As an initial matter, the State contends that Ross’s claims are not properly before us because the argument Ross presents on appeal is different than the argument he made below.
2
This statute provides that “[i]f the indictment is for a felony, the defendant must be present during the trial[,]” but that under certain circumstances, “the trial may either be stopped or progress to a verdict at the discretion of the court.” Ark. Code Ann. § 16-89- 103(a)(1)–(2)(A)(i). Relevant here, subdivision (a)(2)(B) specifies that “[h]owever, judgment shall not be rendered until the presence of the defendant is obtained.” (Emphasis added.)
5 We have routinely held that we do not address arguments that are raised for the first time on appeal. Hicks v. State, 2017 Ark. 262, at 10, 526 S.W.3d 831, 838. Likewise, “a party is bound by the nature and scope of the objections and arguments made at trial and may not enlarge or change those grounds on appeal.” Stewart v. State, 2012 Ark. 349, at 8, 423 S.W.3d 69, 74.

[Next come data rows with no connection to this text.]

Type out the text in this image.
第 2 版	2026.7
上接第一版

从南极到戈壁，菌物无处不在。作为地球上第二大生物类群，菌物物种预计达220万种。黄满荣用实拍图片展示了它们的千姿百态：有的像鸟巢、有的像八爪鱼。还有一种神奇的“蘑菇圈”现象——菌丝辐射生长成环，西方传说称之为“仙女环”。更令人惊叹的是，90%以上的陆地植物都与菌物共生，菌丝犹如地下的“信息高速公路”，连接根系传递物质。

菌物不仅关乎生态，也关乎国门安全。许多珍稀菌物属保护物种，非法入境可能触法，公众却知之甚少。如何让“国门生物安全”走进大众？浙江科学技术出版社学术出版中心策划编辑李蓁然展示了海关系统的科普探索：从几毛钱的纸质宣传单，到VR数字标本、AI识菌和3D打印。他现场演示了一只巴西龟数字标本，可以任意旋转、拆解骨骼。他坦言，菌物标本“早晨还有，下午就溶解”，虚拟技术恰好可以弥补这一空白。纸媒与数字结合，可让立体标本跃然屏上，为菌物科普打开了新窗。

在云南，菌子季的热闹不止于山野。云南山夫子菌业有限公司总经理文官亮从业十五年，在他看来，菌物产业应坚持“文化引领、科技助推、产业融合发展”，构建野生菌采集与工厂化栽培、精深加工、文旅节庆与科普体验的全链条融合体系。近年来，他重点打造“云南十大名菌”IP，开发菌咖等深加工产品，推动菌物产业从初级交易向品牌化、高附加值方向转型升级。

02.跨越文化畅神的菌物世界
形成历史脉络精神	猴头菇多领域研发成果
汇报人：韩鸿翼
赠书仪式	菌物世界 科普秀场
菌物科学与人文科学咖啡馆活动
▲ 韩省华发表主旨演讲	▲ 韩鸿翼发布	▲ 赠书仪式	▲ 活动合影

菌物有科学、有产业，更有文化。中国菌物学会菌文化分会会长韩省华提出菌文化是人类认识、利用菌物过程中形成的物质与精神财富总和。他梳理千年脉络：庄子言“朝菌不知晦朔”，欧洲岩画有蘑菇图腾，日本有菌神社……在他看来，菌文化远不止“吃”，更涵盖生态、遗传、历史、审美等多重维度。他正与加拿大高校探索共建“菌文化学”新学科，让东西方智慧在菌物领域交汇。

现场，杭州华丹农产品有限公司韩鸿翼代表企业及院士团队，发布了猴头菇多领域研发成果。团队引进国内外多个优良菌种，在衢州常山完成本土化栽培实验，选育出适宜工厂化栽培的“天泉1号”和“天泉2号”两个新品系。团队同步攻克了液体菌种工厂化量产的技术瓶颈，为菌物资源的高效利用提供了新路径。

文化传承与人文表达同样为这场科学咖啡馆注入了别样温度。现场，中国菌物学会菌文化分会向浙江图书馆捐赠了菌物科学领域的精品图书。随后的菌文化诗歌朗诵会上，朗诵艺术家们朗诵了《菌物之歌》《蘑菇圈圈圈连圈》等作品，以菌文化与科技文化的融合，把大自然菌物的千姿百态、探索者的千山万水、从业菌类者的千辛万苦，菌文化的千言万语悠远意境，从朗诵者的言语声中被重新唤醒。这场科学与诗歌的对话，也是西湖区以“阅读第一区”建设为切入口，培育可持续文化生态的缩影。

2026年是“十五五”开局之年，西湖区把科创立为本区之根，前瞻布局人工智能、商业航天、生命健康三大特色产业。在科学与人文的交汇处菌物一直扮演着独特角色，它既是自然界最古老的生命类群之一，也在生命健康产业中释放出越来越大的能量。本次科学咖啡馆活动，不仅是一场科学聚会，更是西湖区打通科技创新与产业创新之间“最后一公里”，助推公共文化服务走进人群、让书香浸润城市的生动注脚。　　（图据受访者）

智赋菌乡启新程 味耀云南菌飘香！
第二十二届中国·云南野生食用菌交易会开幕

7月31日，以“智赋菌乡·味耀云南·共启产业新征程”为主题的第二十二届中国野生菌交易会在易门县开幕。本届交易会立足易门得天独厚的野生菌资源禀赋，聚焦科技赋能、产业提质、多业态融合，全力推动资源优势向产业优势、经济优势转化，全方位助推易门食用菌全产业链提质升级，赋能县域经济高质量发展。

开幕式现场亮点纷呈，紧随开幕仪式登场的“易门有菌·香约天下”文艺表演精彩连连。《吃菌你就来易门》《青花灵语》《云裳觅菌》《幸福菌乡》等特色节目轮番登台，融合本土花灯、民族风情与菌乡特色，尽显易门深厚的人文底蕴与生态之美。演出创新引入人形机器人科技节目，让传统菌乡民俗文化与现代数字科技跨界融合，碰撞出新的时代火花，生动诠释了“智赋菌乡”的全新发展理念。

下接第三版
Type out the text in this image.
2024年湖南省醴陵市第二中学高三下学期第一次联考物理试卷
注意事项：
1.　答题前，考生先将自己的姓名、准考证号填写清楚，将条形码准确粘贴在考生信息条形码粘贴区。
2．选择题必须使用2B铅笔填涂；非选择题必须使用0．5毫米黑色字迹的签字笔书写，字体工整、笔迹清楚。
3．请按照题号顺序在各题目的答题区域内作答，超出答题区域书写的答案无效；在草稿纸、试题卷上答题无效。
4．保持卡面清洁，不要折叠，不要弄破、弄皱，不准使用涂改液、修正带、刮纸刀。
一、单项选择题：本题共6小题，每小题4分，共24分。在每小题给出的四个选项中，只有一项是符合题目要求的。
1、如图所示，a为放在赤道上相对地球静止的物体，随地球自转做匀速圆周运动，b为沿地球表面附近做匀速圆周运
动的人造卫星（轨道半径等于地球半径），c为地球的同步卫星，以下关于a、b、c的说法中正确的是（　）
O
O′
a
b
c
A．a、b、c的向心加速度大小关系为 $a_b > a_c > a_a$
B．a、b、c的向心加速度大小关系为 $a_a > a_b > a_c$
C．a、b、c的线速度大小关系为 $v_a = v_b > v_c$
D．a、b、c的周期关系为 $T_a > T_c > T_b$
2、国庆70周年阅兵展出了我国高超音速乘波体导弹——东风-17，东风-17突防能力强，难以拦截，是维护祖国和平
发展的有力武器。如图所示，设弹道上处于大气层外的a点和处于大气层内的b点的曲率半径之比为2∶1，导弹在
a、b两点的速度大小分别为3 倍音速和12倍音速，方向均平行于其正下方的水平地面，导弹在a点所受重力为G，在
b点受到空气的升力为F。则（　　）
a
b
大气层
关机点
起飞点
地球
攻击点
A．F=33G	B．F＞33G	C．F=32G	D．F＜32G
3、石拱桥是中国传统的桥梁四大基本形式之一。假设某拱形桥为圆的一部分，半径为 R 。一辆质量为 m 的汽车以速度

Here, the record demonstrates that Ross’s counsel did not initially object to proceeding without Ross on the second day of trial. However, Ross’s counsel later moved for a continuance due to Ross’s unavailability and because Mary was purportedly not in any condition to testify. The second motion for continuance was premised on similar grounds– –namely, his counsel argued that a continuance was needed because the “unavailability of the defendant” prevented Ross from testifying on his own behalf as planned. Therefore, below, Ross’s counsel did not seek a continuance on the basis that Ross did not cause his own absence within the meaning of section 16-89-103 as Ross argues now on appeal. Because Ross has changed his argument on appeal and did not present this argument to the circuit court, his claims are not preserved for our review. Consequently, we do not reach the merits of Ross’s argument.
III. Rule 4-3(a) Review
Pursuant to Arkansas Supreme Court Rule 4-3(a), the record has been reviewed for all objections, motions, and requests that were decided adversely to Ross, and no prejudicial error was found.
Affirmed.
Knutson Law Firm, by: Gregg A. Knutson, for appellant.
Tim Griffin, Att’y Gen., by: Brooke Jackson Gasaway, Ass’t Att’y Gen., for appellee.